Altruism is discussed a lot in the book, but this quote summarises it all for me. There's no point in enlightenment if you're doing it on your own. In other words:

[M.R.] It's quite useless to liberate ourselves alone from suffering if all the living beings around us continue to suffer.

And to further reinforce that the solitary retreats that are common of the spiritual masters aren't the end goal: (and this applies more generally to other aspects of, say, the extreme physical abilities from yoga practises)

[M.R.] ‘The goal of asceticism is mastery of the mind. Apart from that, what use would asceticism be?’
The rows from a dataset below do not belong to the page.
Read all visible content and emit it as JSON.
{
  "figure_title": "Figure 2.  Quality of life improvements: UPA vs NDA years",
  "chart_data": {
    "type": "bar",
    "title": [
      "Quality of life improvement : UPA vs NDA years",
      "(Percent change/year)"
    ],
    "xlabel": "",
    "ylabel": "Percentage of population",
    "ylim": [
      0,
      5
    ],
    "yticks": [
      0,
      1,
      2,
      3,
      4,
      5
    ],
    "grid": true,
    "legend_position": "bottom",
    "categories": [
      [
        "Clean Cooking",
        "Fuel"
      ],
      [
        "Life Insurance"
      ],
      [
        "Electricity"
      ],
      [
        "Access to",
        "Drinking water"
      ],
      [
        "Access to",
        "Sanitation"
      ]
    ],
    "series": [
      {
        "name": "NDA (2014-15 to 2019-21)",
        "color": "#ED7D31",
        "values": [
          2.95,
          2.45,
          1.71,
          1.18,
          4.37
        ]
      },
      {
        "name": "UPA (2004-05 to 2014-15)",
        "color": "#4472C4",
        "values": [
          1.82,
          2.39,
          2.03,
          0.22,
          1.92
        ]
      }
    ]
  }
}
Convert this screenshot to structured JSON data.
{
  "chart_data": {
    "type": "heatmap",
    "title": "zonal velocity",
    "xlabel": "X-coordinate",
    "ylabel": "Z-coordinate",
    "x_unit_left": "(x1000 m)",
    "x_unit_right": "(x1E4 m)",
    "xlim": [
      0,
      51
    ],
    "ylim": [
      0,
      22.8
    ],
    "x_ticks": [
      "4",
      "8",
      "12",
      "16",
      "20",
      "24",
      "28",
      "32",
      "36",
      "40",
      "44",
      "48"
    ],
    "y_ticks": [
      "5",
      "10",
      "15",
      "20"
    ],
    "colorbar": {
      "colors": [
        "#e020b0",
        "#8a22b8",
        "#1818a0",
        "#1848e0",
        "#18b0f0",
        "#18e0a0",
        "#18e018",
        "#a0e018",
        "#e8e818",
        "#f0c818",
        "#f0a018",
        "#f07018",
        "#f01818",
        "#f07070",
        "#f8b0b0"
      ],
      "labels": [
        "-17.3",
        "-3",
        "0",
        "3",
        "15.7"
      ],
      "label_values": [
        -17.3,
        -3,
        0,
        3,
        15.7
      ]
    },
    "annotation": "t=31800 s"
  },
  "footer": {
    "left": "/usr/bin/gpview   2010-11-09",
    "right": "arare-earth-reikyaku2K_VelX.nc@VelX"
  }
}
Krishnamacharya himself espoused the view that demonstrating advanced yoga techniques was a useful form of propaganda. But now I'm digressing. The main thread here is that we belong to the world and environment in which we live, and our ultimate rôle should be to perfect ourselves and our surroundings in this context. How can we hope to achieve this? The tidy non-answer to such a question is to simply do it. Mattieu summarises the forms of laziness that prevents this from happening:

  1. To spend all your time eating and sleeping
  2. To tell yourself ‘Someone like me will never manage to perfect themselves’
  3. To waste your life on tasks of secondary importance, without ever getting down to what's most essential

Finally, the philosopher's closing to the book resonates with me quite strongly:

Wisdom is not based on scientific certitude, and scientific certitude does not lead to wisdom. Both, nevertheless, exist — forever indispensable, forever separate, forever complementary.

I find I must agree with Jean-François's viewpoint, that a greater understanding of the philosophy and psychology behind Buddhist leads to a great appreciation for its power as a path to live by. Nonetheless, its metaphysical aspects simply do not gel with a modern view of science. I also find this with yoga. So how does one draw the line? As best as one can.